Indian govt. says Twitter has no constitutional rights, blocking orders not arbitrary.

Twitter has no constitutional rights?

The ongoing legal battle between Twitter and the Indian government has reached a critical juncture with the Central Government telling the Karnataka High Court that Twitter, being a foreign reality, can not calculate on abecedarian rights under Articles 14 and 19 of the Indian Constitution.

This statement came in response to Twitter challenging the ten blocking orders issued by the Central Government between February 2021 and February 2022. The Indian Government has contended that the ten blocking orders issued to Twitter between February 2021 and February 2022 were not arbitrary and were issued in accordance with Section 69A of the Information Technology Act and the provisions outlined in the Information Technology (Intermediary Guidelines and Digital Media Ethics Code) Rules of 2021.

The fresh Solicitor General R Sankaranarayanan argued before Justice Krishna S Dixit that the Government would only intermediate in cases where there was a trouble to India’s sovereignty or public order. Twitter has challenged the blocking of only 39 URLs out of a aggregate of,474 accounts and 175 tweets. The company had argued before the High Court that blocking orders issued by the Central Government should contain reasons that are communicated to druggies of the social media platform.

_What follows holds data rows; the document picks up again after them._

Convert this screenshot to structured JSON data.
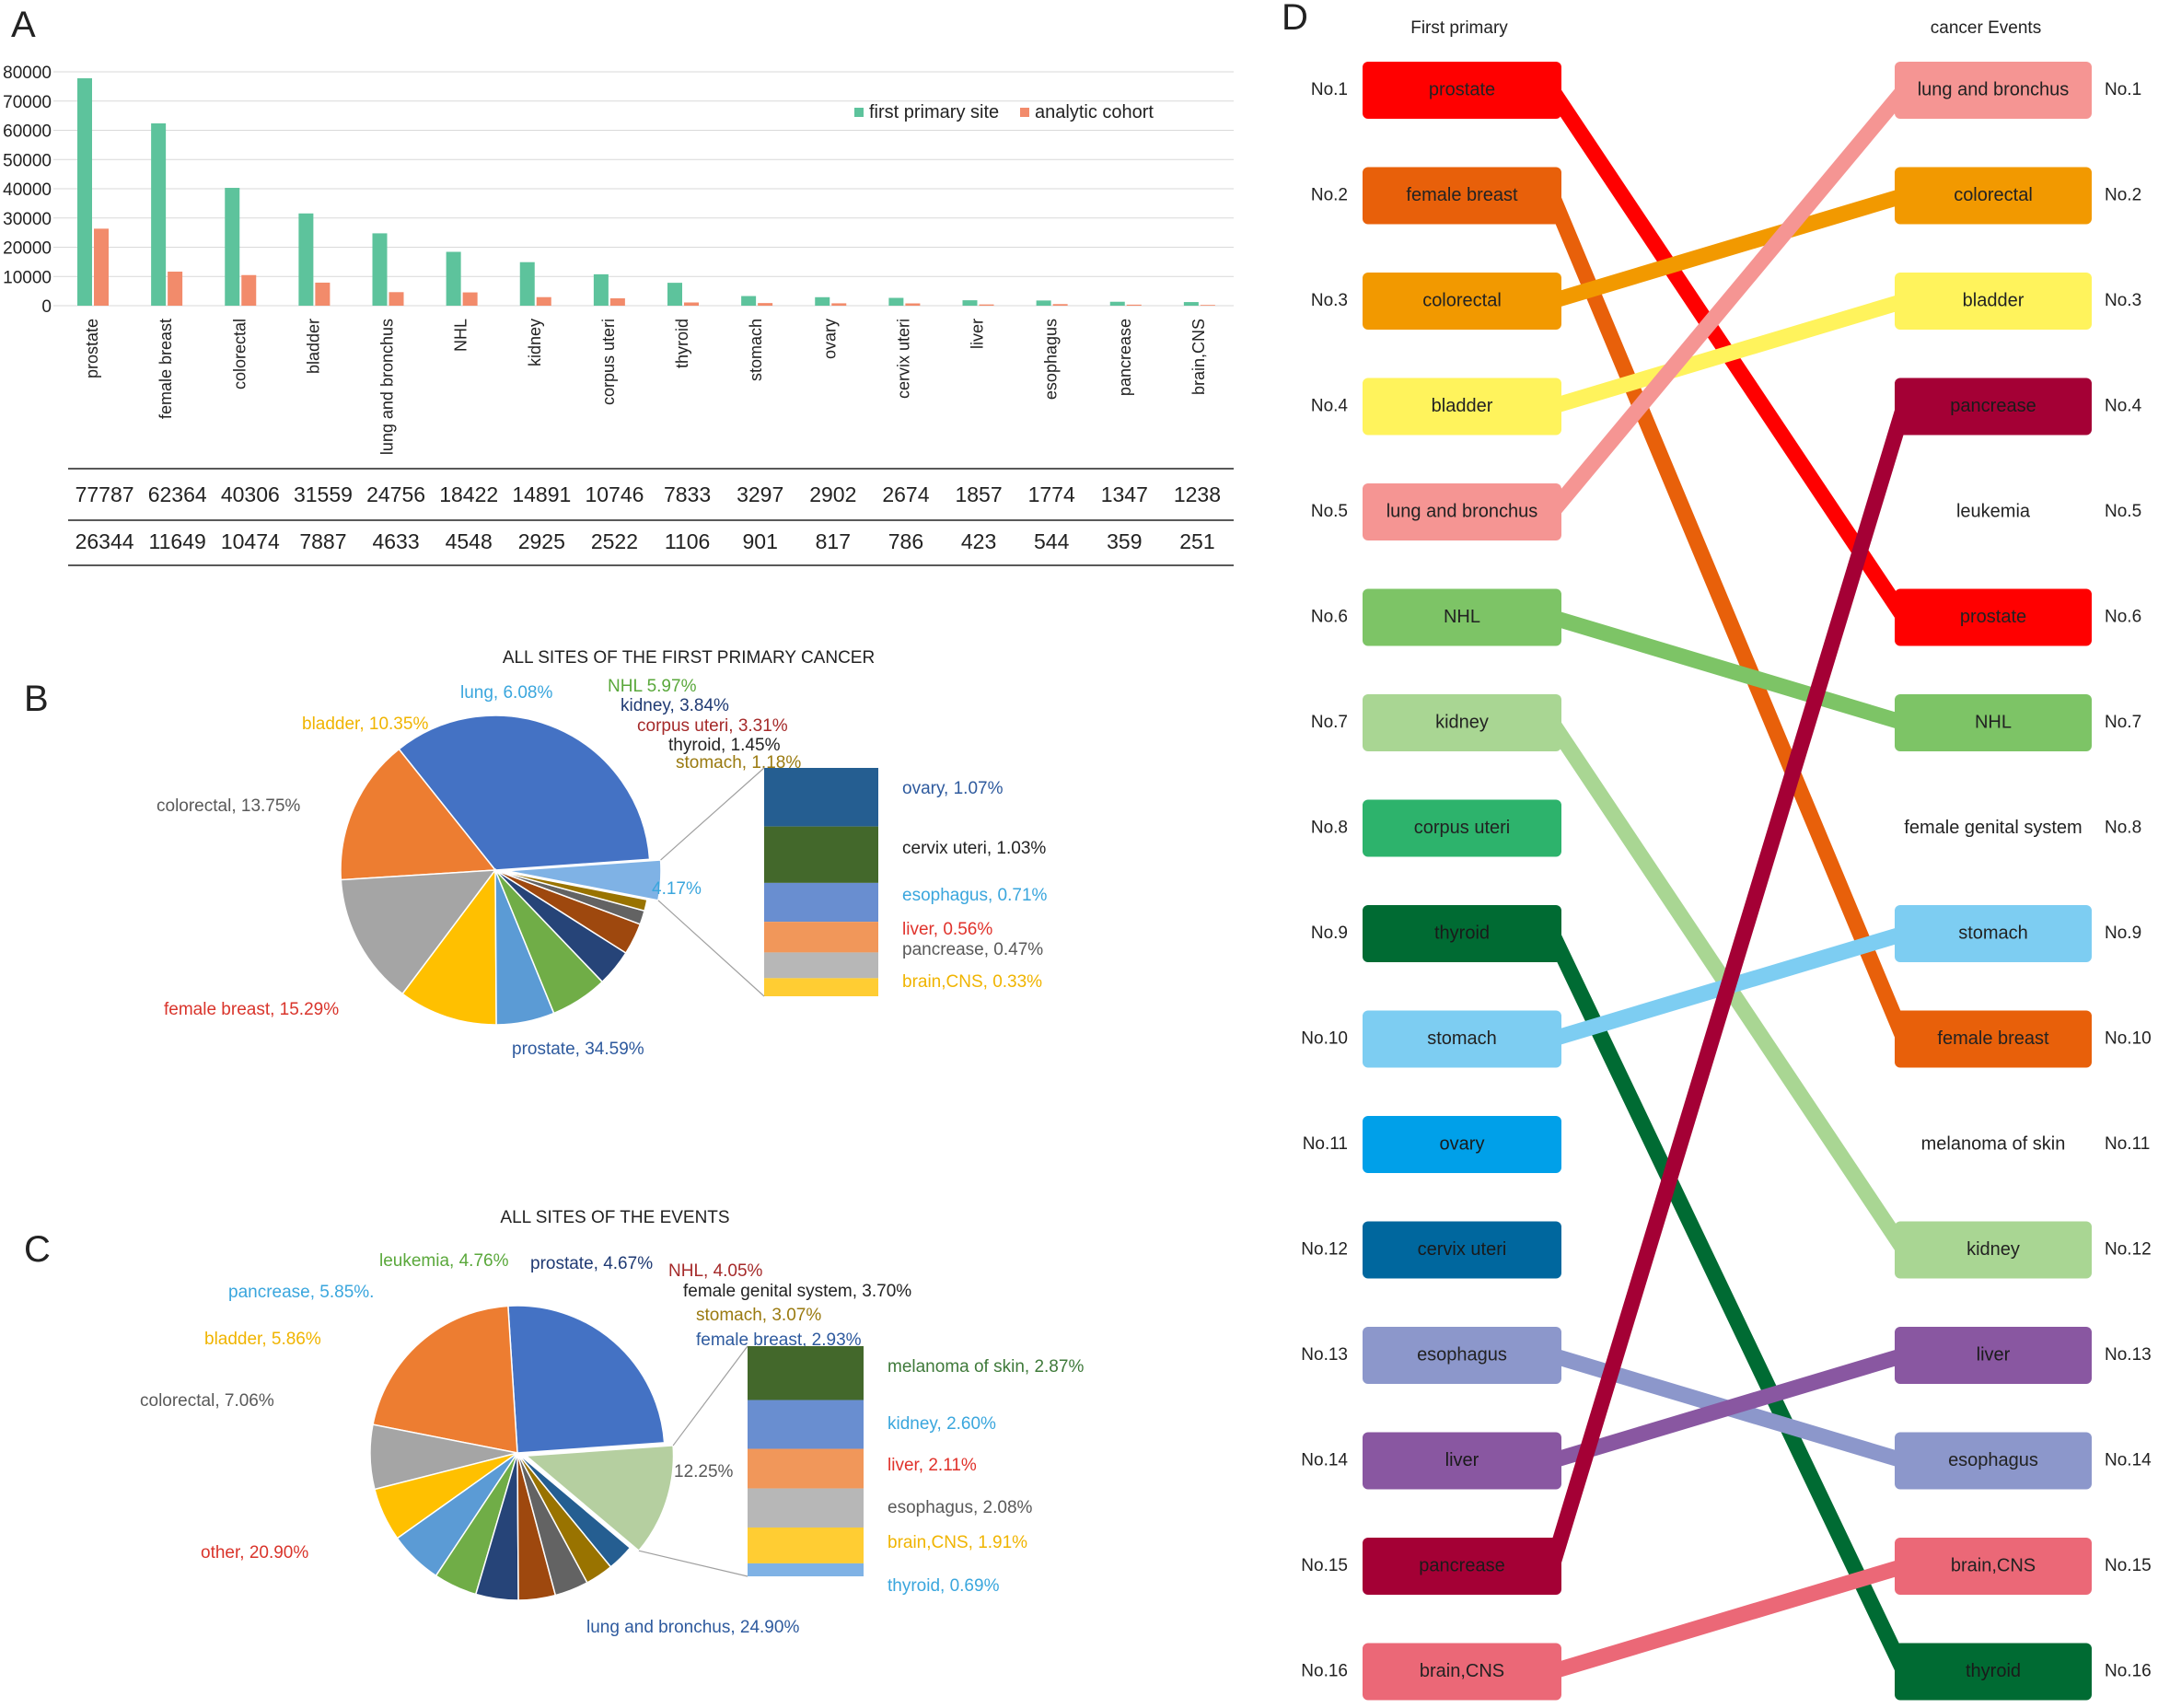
{
  "panels": {
    "a": "A",
    "b": "B",
    "c": "C",
    "d": "D"
  },
  "chart_data": [
    {
      "type": "bar",
      "panel": "A",
      "categories": [
        "prostate",
        "female breast",
        "colorectal",
        "bladder",
        "lung and bronchus",
        "NHL",
        "kidney",
        "corpus uteri",
        "thyroid",
        "stomach",
        "ovary",
        "cervix uteri",
        "liver",
        "esophagus",
        "pancrease",
        "brain,CNS"
      ],
      "series": [
        {
          "name": "first primary site",
          "color": "#5dc39c",
          "values": [
            77787,
            62364,
            40306,
            31559,
            24756,
            18422,
            14891,
            10746,
            7833,
            3297,
            2902,
            2674,
            1857,
            1774,
            1347,
            1238
          ]
        },
        {
          "name": "analytic cohort",
          "color": "#f28b6b",
          "values": [
            26344,
            11649,
            10474,
            7887,
            4633,
            4548,
            2925,
            2522,
            1106,
            901,
            817,
            786,
            423,
            544,
            359,
            251
          ]
        }
      ],
      "ylim": [
        0,
        80000
      ],
      "yticks": [
        "0",
        "10000",
        "20000",
        "30000",
        "40000",
        "50000",
        "60000",
        "70000",
        "80000"
      ],
      "grid": true,
      "legend": "top-right",
      "table_rows": [
        [
          "77787",
          "62364",
          "40306",
          "31559",
          "24756",
          "18422",
          "14891",
          "10746",
          "7833",
          "3297",
          "2902",
          "2674",
          "1857",
          "1774",
          "1347",
          "1238"
        ],
        [
          "26344",
          "11649",
          "10474",
          "7887",
          "4633",
          "4548",
          "2925",
          "2522",
          "1106",
          "901",
          "817",
          "786",
          "423",
          "544",
          "359",
          "251"
        ]
      ]
    },
    {
      "type": "pie",
      "panel": "B",
      "title": "ALL SITES OF THE FIRST PRIMARY CANCER",
      "slices": [
        {
          "label": "prostate, 34.59%",
          "value": 34.59,
          "color": "#4472c4",
          "label_color": "#2e5a9e"
        },
        {
          "label": "female breast, 15.29%",
          "value": 15.29,
          "color": "#ed7d31",
          "label_color": "#d9342b"
        },
        {
          "label": "colorectal, 13.75%",
          "value": 13.75,
          "color": "#a5a5a5",
          "label_color": "#595959"
        },
        {
          "label": "bladder, 10.35%",
          "value": 10.35,
          "color": "#ffc000",
          "label_color": "#f0b400"
        },
        {
          "label": "lung, 6.08%",
          "value": 6.08,
          "color": "#5b9bd5",
          "label_color": "#3aa6dd"
        },
        {
          "label": "NHL 5.97%",
          "value": 5.97,
          "color": "#70ad47",
          "label_color": "#5aa83b"
        },
        {
          "label": "kidney, 3.84%",
          "value": 3.84,
          "color": "#264478",
          "label_color": "#1f3a73"
        },
        {
          "label": "corpus uteri, 3.31%",
          "value": 3.31,
          "color": "#9e480e",
          "label_color": "#a52a2a"
        },
        {
          "label": "thyroid, 1.45%",
          "value": 1.45,
          "color": "#636363",
          "label_color": "#222222"
        },
        {
          "label": "stomach, 1.18%",
          "value": 1.18,
          "color": "#997300",
          "label_color": "#9a7a10"
        },
        {
          "label": "4.17%",
          "value": 4.17,
          "color": "#7fb2e5",
          "label_color": "#3aa6dd",
          "exploded": true
        }
      ],
      "breakdown": [
        {
          "label": "ovary, 1.07%",
          "value": 1.07,
          "color": "#255e91",
          "label_color": "#2e5a9e"
        },
        {
          "label": "cervix uteri, 1.03%",
          "value": 1.03,
          "color": "#43682b",
          "label_color": "#222222"
        },
        {
          "label": "esophagus, 0.71%",
          "value": 0.71,
          "color": "#698ed0",
          "label_color": "#3aa6dd"
        },
        {
          "label": "liver, 0.56%",
          "value": 0.56,
          "color": "#f1975a",
          "label_color": "#e0322b"
        },
        {
          "label": "pancrease, 0.47%",
          "value": 0.47,
          "color": "#b7b7b7",
          "label_color": "#595959"
        },
        {
          "label": "brain,CNS, 0.33%",
          "value": 0.33,
          "color": "#ffcd33",
          "label_color": "#f0b400"
        }
      ]
    },
    {
      "type": "pie",
      "panel": "C",
      "title": "ALL SITES OF THE EVENTS",
      "slices": [
        {
          "label": "lung and bronchus, 24.90%",
          "value": 24.9,
          "color": "#4472c4",
          "label_color": "#2e5a9e"
        },
        {
          "label": "other, 20.90%",
          "value": 20.9,
          "color": "#ed7d31",
          "label_color": "#d9342b"
        },
        {
          "label": "colorectal, 7.06%",
          "value": 7.06,
          "color": "#a5a5a5",
          "label_color": "#595959"
        },
        {
          "label": "bladder, 5.86%",
          "value": 5.86,
          "color": "#ffc000",
          "label_color": "#f0b400"
        },
        {
          "label": "pancrease, 5.85%.",
          "value": 5.85,
          "color": "#5b9bd5",
          "label_color": "#3aa6dd"
        },
        {
          "label": "leukemia, 4.76%",
          "value": 4.76,
          "color": "#70ad47",
          "label_color": "#5aa83b"
        },
        {
          "label": "prostate, 4.67%",
          "value": 4.67,
          "color": "#264478",
          "label_color": "#1f3a73"
        },
        {
          "label": "NHL, 4.05%",
          "value": 4.05,
          "color": "#9e480e",
          "label_color": "#a52a2a"
        },
        {
          "label": "female genital system, 3.70%",
          "value": 3.7,
          "color": "#636363",
          "label_color": "#222222"
        },
        {
          "label": "stomach, 3.07%",
          "value": 3.07,
          "color": "#997300",
          "label_color": "#9a7a10"
        },
        {
          "label": "female breast, 2.93%",
          "value": 2.93,
          "color": "#255e91",
          "label_color": "#2e5a9e"
        },
        {
          "label": "12.25%",
          "value": 12.25,
          "color": "#b5cfa0",
          "label_color": "#595959",
          "exploded": true
        }
      ],
      "breakdown": [
        {
          "label": "melanoma of skin, 2.87%",
          "value": 2.87,
          "color": "#43682b",
          "label_color": "#3f7a3a"
        },
        {
          "label": "kidney, 2.60%",
          "value": 2.6,
          "color": "#698ed0",
          "label_color": "#3aa6dd"
        },
        {
          "label": "liver, 2.11%",
          "value": 2.11,
          "color": "#f1975a",
          "label_color": "#e0322b"
        },
        {
          "label": "esophagus, 2.08%",
          "value": 2.08,
          "color": "#b7b7b7",
          "label_color": "#595959"
        },
        {
          "label": "brain,CNS, 1.91%",
          "value": 1.91,
          "color": "#ffcd33",
          "label_color": "#f0b400"
        },
        {
          "label": "thyroid, 0.69%",
          "value": 0.69,
          "color": "#7fb2e5",
          "label_color": "#3aa6dd"
        }
      ]
    },
    {
      "type": "table",
      "panel": "D",
      "left_title": "First primary",
      "right_title": "cancer Events",
      "ranks": [
        "No.1",
        "No.2",
        "No.3",
        "No.4",
        "No.5",
        "No.6",
        "No.7",
        "No.8",
        "No.9",
        "No.10",
        "No.11",
        "No.12",
        "No.13",
        "No.14",
        "No.15",
        "No.16"
      ],
      "left": [
        {
          "label": "prostate",
          "color": "#ff0000"
        },
        {
          "label": "female breast",
          "color": "#e8600a"
        },
        {
          "label": "colorectal",
          "color": "#f29900"
        },
        {
          "label": "bladder",
          "color": "#fff35c"
        },
        {
          "label": "lung and bronchus",
          "color": "#f59593"
        },
        {
          "label": "NHL",
          "color": "#7dc466"
        },
        {
          "label": "kidney",
          "color": "#a9d693"
        },
        {
          "label": "corpus uteri",
          "color": "#2db36c"
        },
        {
          "label": "thyroid",
          "color": "#006b33"
        },
        {
          "label": "stomach",
          "color": "#7dcdf2"
        },
        {
          "label": "ovary",
          "color": "#00a0e9"
        },
        {
          "label": "cervix uteri",
          "color": "#00679e"
        },
        {
          "label": "esophagus",
          "color": "#8c97cb"
        },
        {
          "label": "liver",
          "color": "#8957a1"
        },
        {
          "label": "pancrease",
          "color": "#a40035"
        },
        {
          "label": "brain,CNS",
          "color": "#eb6877"
        }
      ],
      "right": [
        {
          "label": "lung and bronchus",
          "color": "#f59593"
        },
        {
          "label": "colorectal",
          "color": "#f29900"
        },
        {
          "label": "bladder",
          "color": "#fff35c"
        },
        {
          "label": "pancrease",
          "color": "#a40035"
        },
        {
          "label": "leukemia",
          "color": ""
        },
        {
          "label": "prostate",
          "color": "#ff0000"
        },
        {
          "label": "NHL",
          "color": "#7dc466"
        },
        {
          "label": "female genital system",
          "color": ""
        },
        {
          "label": "stomach",
          "color": "#7dcdf2"
        },
        {
          "label": "female breast",
          "color": "#e8600a"
        },
        {
          "label": "melanoma of skin",
          "color": ""
        },
        {
          "label": "kidney",
          "color": "#a9d693"
        },
        {
          "label": "liver",
          "color": "#8957a1"
        },
        {
          "label": "esophagus",
          "color": "#8c97cb"
        },
        {
          "label": "brain,CNS",
          "color": "#eb6877"
        },
        {
          "label": "thyroid",
          "color": "#006b33"
        }
      ]
    }
  ]
}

The company contended that the Centre wasn’t empowered to issue general orders calling for the blocking of social media accounts. Twitter had also contended that account- position blocking was a disproportionate measure and violated the rights of druggies under the Constitution. Twitter had filed a solicitation in the High Court, claiming that the blocking orders were arbitrary and not in consonance with Section 69A of the IT Act and the Blocking Rules.

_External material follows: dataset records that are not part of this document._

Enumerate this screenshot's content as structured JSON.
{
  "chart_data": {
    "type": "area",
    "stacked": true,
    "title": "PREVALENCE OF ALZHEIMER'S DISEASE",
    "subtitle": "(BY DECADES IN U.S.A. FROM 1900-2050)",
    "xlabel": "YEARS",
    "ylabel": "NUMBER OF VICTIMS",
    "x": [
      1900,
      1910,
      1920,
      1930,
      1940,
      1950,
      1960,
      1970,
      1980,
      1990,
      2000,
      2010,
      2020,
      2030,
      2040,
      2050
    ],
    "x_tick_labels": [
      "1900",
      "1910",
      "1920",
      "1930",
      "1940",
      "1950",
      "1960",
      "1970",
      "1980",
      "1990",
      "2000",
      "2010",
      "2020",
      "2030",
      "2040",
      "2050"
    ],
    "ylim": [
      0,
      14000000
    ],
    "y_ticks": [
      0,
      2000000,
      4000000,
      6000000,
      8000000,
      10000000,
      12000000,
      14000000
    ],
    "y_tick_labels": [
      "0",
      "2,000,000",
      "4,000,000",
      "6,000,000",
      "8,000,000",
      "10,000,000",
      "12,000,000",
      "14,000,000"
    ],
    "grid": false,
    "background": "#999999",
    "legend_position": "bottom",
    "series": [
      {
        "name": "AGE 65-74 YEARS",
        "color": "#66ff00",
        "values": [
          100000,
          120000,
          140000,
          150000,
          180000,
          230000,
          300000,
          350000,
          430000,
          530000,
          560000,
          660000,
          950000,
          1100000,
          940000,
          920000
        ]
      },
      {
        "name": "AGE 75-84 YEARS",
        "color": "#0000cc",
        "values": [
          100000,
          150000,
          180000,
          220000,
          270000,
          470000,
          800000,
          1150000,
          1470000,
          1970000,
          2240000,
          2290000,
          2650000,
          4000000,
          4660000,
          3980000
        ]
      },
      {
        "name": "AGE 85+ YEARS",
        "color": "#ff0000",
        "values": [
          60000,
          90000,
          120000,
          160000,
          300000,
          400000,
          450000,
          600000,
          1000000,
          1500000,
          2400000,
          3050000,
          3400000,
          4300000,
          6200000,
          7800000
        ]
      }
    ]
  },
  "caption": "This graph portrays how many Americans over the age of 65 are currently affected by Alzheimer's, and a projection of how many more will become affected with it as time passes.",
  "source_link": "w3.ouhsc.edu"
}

still, the Central Government had submitted in response that the directions to block certain Twitter accounts were issued in the public and public interest and to help incidents of lynching and mob violence. The Government emphasized that its powers to block information had a limited compass and that it was committed to furnishing an open, safe, trusted, and responsible internet to its citizens. During the hail, ASG Sankaranarayanan had argued that inciting violence through tweets about the government of Pakistan or Indian- engaged Kashmir was dangerous and could lead to violence.

The ASG had also stressed that the Central Government would only intermediate in cases where there was a trouble to India’s sovereignty or public order. Twitter had preliminarily argued that it could speak on behalf of its account holders and, thus, had the locus standi to file a solicitation challenging the blocking orders. The company had contended that the orders in question were manifestly arbitrary and procedurally and substantively not in consonance with Section 69A of the IT Act and the Blocking Rules.

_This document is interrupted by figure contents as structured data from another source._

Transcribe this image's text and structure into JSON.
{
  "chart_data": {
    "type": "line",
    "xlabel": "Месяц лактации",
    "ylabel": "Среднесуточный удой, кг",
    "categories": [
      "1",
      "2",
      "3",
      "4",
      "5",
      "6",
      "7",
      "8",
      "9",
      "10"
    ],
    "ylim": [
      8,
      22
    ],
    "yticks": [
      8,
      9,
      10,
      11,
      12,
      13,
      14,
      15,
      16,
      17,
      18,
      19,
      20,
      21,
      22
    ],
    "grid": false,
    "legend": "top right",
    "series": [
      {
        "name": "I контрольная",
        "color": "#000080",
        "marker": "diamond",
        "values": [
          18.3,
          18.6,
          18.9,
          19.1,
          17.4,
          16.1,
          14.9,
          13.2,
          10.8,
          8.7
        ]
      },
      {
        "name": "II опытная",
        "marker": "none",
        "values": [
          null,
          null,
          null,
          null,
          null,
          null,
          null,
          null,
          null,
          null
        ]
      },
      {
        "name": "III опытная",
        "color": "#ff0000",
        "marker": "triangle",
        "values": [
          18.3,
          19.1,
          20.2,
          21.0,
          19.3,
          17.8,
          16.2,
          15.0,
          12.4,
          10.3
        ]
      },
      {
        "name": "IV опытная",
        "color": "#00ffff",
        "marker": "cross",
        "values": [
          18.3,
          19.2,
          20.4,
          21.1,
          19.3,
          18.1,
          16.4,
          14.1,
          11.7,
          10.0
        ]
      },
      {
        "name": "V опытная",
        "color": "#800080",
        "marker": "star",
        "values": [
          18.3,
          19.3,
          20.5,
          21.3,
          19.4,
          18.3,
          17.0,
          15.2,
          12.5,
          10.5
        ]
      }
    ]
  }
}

In conclusion, the Central Government argued that Twitter, being a foreign reality, couldn’t calculate on abecedarian rights under Articles 14 and 19 of the Indian Constitution. The company will now place its response before the Court on April 10, and it remains to be seen how the High Court will rule on this matter. The legal battle between Twitter and the Indian Government highlights the ongoing debate over freedom of speech and expression in India and the part of social media platforms in upholding these abecedarian rights while also complying with original laws and regulations.

On April 10, the case will be heard again.
Case Title: TWITTER, INC v. UNION OF INDIA

Case No: WP 13710/2022

Appearance: .For the Respondents, ASG R.Sankaranarayanan a/w Kumar M N

Advocate Manu Kulkarni for Petitioner.